This blog having been sadly neglected, I’m going to put up a few quick posts tying up loose ends. First is the Oscars. My quest to see all ten Best Picture nominees having met with success, all that was left was to watch the ceremony and test the quality of my powers of prognostication.

The ceremony itself was certainly marred by the choice of host. Anne Hathaway is a perfectly charming presence, but was rarely given anything funny to say. James Franco, such a charismatic and fearless actor seemed to be playing the part of stiff and gauche neophyte out-of-his-depth and made me feel rather uneasy watching him moreorless throughout.

On the upside, some of the dopier decisions of ceremonies past had been quietly reversed. Gone was the shepherding of multiple technical award winners on to the stage simultaneously. Gone were the ponderous personal valedictions from five presenters to five acting nominees. Back were the individual musical numbers for Best Song (sort-of).

The awards themselves were fairly predictable. In the technical categories, both Inception and The Social Network did slightly better than some had predicted, raising a question mark over The King’s Speech‘s chances at the top prizes. But stuttering Bertie eventually scooped up Best Picture, Best Director and Best Original Screenplay as it was always bound to. Apparently, my choice of Tom Hooper was anti-consensus, but honestly I only picked him because of the momentum of the movie itself.

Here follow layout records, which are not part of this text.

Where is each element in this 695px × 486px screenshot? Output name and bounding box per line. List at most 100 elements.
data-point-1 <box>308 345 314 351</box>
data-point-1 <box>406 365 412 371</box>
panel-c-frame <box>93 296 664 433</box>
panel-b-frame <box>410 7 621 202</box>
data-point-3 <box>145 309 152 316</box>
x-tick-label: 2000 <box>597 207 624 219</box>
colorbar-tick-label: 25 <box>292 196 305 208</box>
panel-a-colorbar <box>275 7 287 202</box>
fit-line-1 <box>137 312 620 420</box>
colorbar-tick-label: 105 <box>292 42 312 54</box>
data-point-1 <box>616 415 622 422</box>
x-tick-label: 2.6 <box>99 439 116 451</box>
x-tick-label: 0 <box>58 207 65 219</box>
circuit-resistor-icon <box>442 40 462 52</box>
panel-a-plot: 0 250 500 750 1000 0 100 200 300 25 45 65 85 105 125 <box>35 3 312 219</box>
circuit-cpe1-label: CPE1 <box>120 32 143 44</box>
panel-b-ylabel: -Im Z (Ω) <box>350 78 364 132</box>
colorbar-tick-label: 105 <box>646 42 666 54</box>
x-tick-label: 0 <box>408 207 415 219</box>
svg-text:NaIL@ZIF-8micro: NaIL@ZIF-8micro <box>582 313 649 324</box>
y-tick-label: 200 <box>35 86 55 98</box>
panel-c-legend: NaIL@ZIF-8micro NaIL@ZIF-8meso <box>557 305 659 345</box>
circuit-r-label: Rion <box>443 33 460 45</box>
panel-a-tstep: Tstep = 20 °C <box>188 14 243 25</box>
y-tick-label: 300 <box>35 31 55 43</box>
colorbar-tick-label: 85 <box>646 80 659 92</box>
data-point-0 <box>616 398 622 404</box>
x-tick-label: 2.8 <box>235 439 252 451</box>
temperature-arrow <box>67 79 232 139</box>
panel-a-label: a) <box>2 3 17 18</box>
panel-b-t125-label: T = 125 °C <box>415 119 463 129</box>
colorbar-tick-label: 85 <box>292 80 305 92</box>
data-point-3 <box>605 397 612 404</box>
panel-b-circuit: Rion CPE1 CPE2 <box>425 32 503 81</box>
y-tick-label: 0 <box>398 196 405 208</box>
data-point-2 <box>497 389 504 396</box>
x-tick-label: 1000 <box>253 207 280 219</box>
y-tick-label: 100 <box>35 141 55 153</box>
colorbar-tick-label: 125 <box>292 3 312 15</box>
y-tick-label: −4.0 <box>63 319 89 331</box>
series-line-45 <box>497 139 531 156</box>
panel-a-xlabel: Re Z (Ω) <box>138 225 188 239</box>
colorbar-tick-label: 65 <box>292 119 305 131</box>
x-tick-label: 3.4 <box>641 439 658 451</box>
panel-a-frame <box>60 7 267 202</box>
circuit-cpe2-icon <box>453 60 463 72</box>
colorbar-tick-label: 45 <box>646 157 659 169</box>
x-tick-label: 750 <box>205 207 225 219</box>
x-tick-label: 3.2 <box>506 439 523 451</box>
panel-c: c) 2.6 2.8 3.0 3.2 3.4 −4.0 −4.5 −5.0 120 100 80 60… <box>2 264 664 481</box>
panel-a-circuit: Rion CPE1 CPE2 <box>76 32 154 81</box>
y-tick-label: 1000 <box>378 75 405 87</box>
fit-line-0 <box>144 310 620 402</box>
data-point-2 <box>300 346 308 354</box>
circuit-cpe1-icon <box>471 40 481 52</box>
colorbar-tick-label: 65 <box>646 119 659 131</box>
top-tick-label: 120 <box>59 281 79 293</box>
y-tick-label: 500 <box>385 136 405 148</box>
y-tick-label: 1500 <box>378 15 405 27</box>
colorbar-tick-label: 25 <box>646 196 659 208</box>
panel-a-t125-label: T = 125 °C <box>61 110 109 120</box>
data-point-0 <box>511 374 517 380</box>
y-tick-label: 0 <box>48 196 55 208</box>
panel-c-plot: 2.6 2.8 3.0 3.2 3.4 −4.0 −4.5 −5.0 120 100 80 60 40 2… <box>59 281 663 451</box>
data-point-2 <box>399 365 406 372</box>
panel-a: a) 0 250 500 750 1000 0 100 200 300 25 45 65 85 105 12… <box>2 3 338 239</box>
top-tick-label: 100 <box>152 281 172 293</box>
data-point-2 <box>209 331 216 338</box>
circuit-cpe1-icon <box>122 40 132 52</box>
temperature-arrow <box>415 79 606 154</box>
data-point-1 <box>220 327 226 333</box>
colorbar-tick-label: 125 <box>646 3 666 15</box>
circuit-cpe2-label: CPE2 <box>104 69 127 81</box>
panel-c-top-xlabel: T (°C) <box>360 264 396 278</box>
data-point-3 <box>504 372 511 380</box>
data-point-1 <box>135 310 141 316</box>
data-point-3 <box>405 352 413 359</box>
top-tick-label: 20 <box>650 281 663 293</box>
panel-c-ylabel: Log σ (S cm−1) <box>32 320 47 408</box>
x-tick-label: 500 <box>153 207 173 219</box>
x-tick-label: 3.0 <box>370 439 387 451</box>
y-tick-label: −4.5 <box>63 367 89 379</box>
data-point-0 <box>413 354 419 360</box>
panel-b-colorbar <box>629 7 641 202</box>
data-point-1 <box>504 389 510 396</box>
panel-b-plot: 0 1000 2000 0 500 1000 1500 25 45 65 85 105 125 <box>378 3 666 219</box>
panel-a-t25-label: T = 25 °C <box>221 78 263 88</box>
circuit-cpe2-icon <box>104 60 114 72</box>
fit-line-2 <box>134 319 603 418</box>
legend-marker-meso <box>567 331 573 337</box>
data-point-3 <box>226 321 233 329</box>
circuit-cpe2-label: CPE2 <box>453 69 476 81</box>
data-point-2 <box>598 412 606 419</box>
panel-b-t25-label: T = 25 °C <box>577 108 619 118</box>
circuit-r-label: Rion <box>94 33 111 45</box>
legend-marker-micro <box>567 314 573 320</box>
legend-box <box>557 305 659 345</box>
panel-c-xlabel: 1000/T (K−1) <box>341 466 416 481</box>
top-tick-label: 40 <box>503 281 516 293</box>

Truth be told, it almost certainly wasn’t the best-directed movie of the year – certainly 127 Hours and The Social Network both have stronger claims. Yet, I don’t think it’s fair to right off Tom Hooper’s contribution entirely. Hooper does use the camera and the sound design in interesting and compelling ways. The movie neither looks nor sounds like a TV movie (as An Education did last year, for example) and if, as is generally agreed, Colin Firth pulled off the performance of his career, then surely some of the credit for that can be given to the director?

My only other anti-consensus call was picking Hailee Steinfeld for best supporting actor, which I had serious cause to doubt after watching Melissa Leo in The Fighter but if you make an out-there prediction, and you stick to it, and you’re right – then you’re a genius. Whereas if you dither about and pile up caveats and codicils, then who cares? Of course, Steinfeld did not prevail and Melissa Leo fucking did, not undeservedly.

That’s it till next year. If this blog is still here, we’ll do it all again then.